The debate between replacement versus repair of the tricuspid valve for IE is much better informed (61-63). In a retrospective analysis of 366 patients undergoing tricuspid valve surgery, 30-day mortality after tricuspid valve repair was 14%, compared to 33% for replacement (P<0.001). The 10-year survival was also improved for tricuspid valve repair with a tendency towards greater freedom from reoperation (61). On the other hand, a propensity-matched analysis of 315 patients and a recent meta-analysis did not find any difference in operative mortality or long-term survival for replacement versus repair (61,63). However, valve repair was associated with lower recurrence of IE, lower need for reoperation, and a lower need for permanent pacemakers (61).
Our approach to tricuspid valve IE has been to operate in cases of large vegetations over 20 mm particularly if associated with recurrent pulmonary emboli, persistent bacteremia, or severe valvular insufficiency. In cases where the vegetations are smaller, we typically employ a period of medical management with intravenous antibiotics, followed by re-evaluation.
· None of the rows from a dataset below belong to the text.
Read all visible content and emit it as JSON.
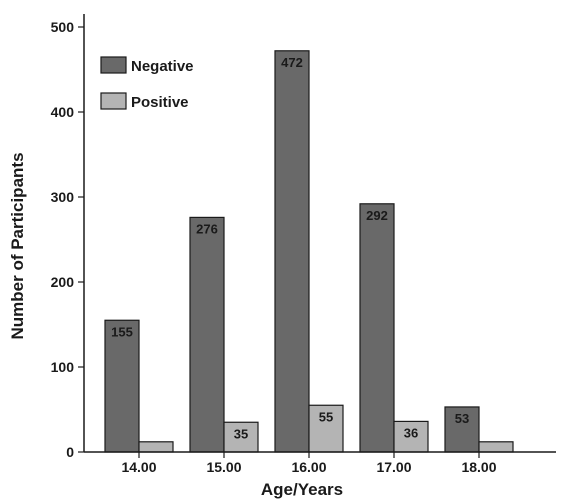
{
  "chart_data": {
    "type": "bar",
    "title": "",
    "xlabel": "Age/Years",
    "ylabel": "Number of Participants",
    "categories": [
      "14.00",
      "15.00",
      "16.00",
      "17.00",
      "18.00"
    ],
    "series": [
      {
        "name": "Negative",
        "color": "#696969",
        "values": [
          155,
          276,
          472,
          292,
          53
        ],
        "labels": [
          "155",
          "276",
          "472",
          "292",
          "53"
        ]
      },
      {
        "name": "Positive",
        "color": "#b4b4b4",
        "values": [
          12,
          35,
          55,
          36,
          12
        ],
        "labels": [
          "",
          "35",
          "55",
          "36",
          ""
        ]
      }
    ],
    "yticks": [
      0,
      100,
      200,
      300,
      400,
      500
    ],
    "ytick_labels": [
      "0",
      "100",
      "200",
      "300",
      "400",
      "500"
    ],
    "ylim": [
      0,
      500
    ],
    "grid": false,
    "legend": "top-left"
  }
}
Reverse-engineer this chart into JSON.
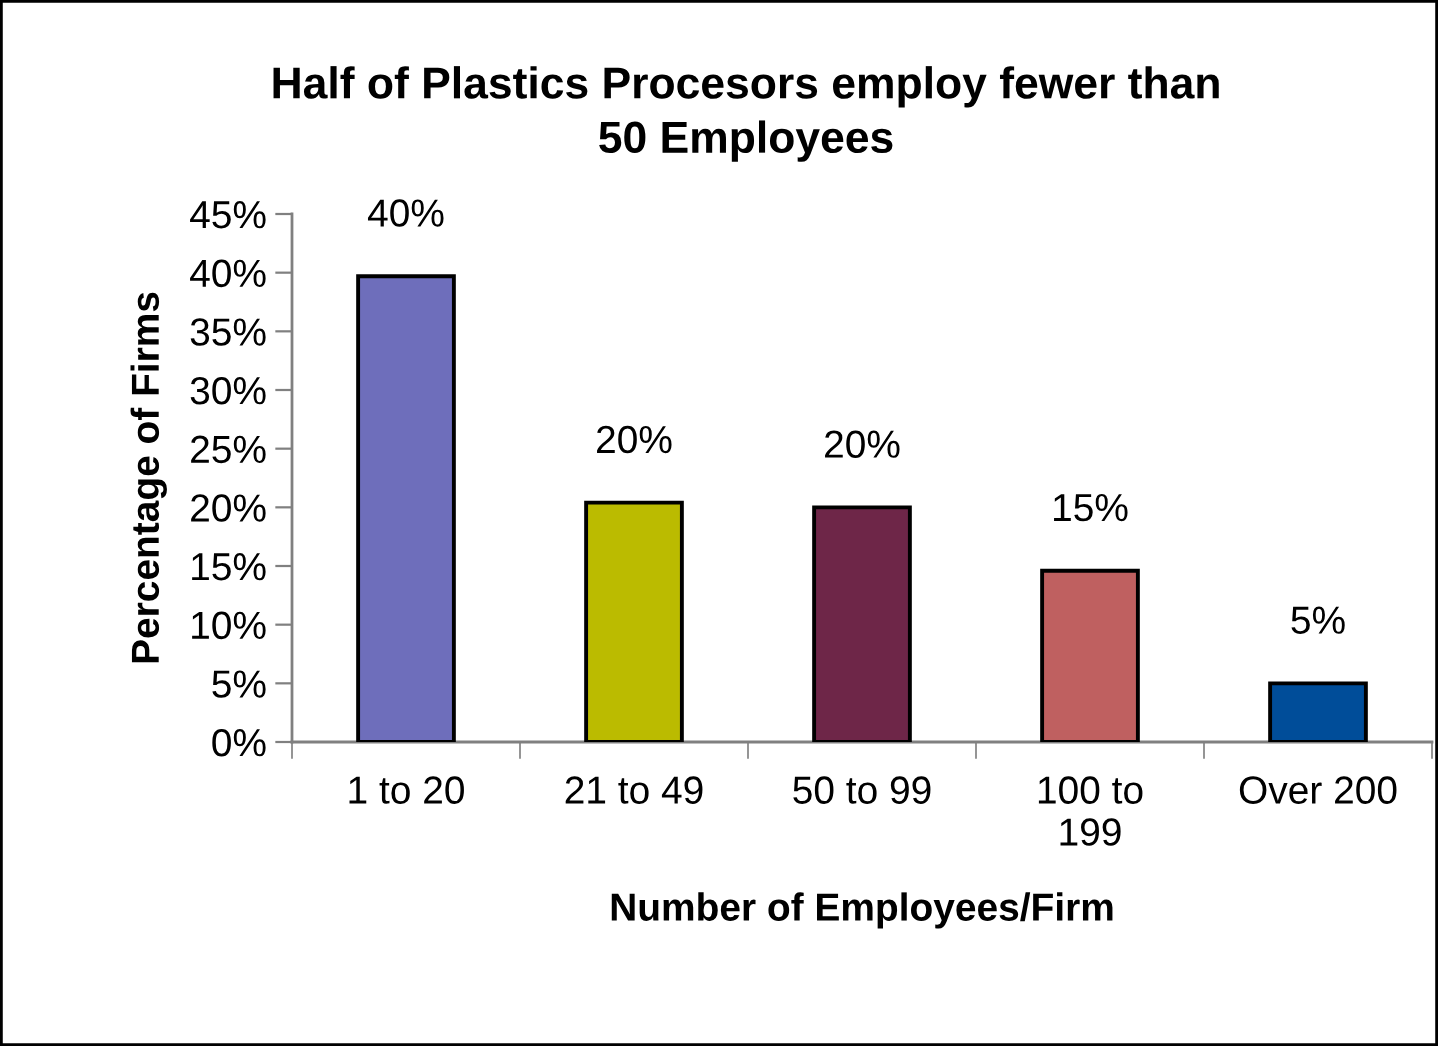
{
  "chart_data": {
    "type": "bar",
    "title": "Half of Plastics Procesors employ fewer than\n50 Employees",
    "xlabel": "Number of Employees/Firm",
    "ylabel": "Percentage of Firms",
    "categories": [
      "1 to 20",
      "21 to 49",
      "50 to 99",
      "100 to\n199",
      "Over 200"
    ],
    "values": [
      39.7,
      20.4,
      20.0,
      14.6,
      5.0
    ],
    "colors": [
      "#6e6ebb",
      "#bbbb00",
      "#6e2648",
      "#bf6060",
      "#004d99"
    ],
    "value_labels": [
      "40%",
      "20%",
      "20%",
      "15%",
      "5%"
    ],
    "ylim": [
      0,
      45
    ],
    "yticks": [
      {
        "value": 0,
        "label": "0%"
      },
      {
        "value": 5,
        "label": "5%"
      },
      {
        "value": 10,
        "label": "10%"
      },
      {
        "value": 15,
        "label": "15%"
      },
      {
        "value": 20,
        "label": "20%"
      },
      {
        "value": 25,
        "label": "25%"
      },
      {
        "value": 30,
        "label": "30%"
      },
      {
        "value": 35,
        "label": "35%"
      },
      {
        "value": 40,
        "label": "40%"
      },
      {
        "value": 45,
        "label": "45%"
      }
    ],
    "grid": false
  }
}
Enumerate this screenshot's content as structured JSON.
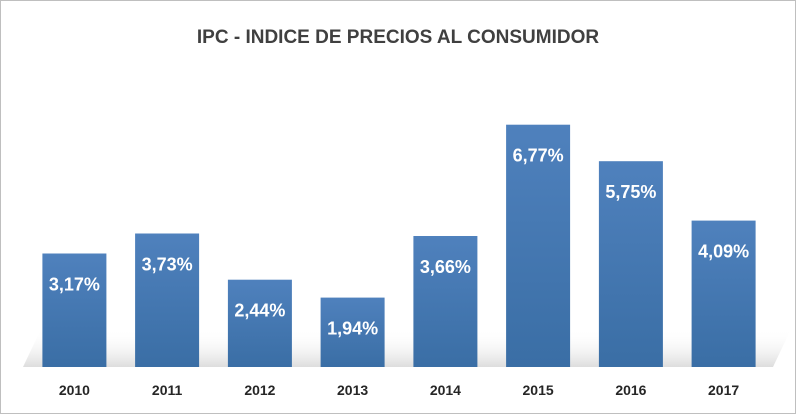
{
  "chart_data": {
    "type": "bar",
    "title": "IPC - INDICE DE PRECIOS AL CONSUMIDOR",
    "categories": [
      "2010",
      "2011",
      "2012",
      "2013",
      "2014",
      "2015",
      "2016",
      "2017"
    ],
    "values": [
      3.17,
      3.73,
      2.44,
      1.94,
      3.66,
      6.77,
      5.75,
      4.09
    ],
    "data_labels": [
      "3,17%",
      "3,73%",
      "2,44%",
      "1,94%",
      "3,66%",
      "6,77%",
      "5,75%",
      "4,09%"
    ],
    "ylim": [
      0,
      7.6
    ],
    "grid": false,
    "legend": "none",
    "colors": {
      "bar_top": "#4f81bd",
      "bar_bottom": "#3a6ea5",
      "title": "#404040",
      "tick": "#262626",
      "data_label": "#ffffff"
    }
  }
}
In addition, we ensure that any other undrained areas of infections, such as an empyema, are addressed before open-heart surgery. We have anecdotally found that operating under cardiopulmonary bypass in the setting of compromised lungs, either from infection or septic embolization, frequently leads to poor oxygenation requiring extracorporeal support. Thorough drainage of the lung space and supportive care, with amelioration of respiratory failure are therefore essential prerequisites for successful lung recovery after cardiac surgery.
Only 11% of the evidence used in formulating guidelines for the surgical management of IE are from level A studies (64). The need for formulating level A evidence through national and international collaboration is well recognized (65). With surging numbers of IE, the unchecked opioid epidemic, and ever-increasing contact with the healthcare system, this need may soon become a dire necessity. Effective collaboration between specialties, namely cardiac surgery, cardiology, critical care, infectious disease, ethics, as well as primary care is imperative in the establishment of consensus for treating this complex patient population.
Conflicts of Interests: Thomas Gleason: Medical Advisory Board, Abbott (Chicago, IL, USA). Arman Kilic: Medical Advisory Board, Medtronic, Inc. (Minneapolis, MN, USA). University of Pittsburgh Medical Center Heart and Vascular Institute receives research support from Medtronic, Abbott, and Boston Scientific (Marlborough, MA, USA). The other authors have no conflicts of interest to declare.
Ethical Statement: The authors are accountable for all aspects of the work in ensuring that questions related to the accuracy or integrity of any part of the work are appropriately investigated and resolved.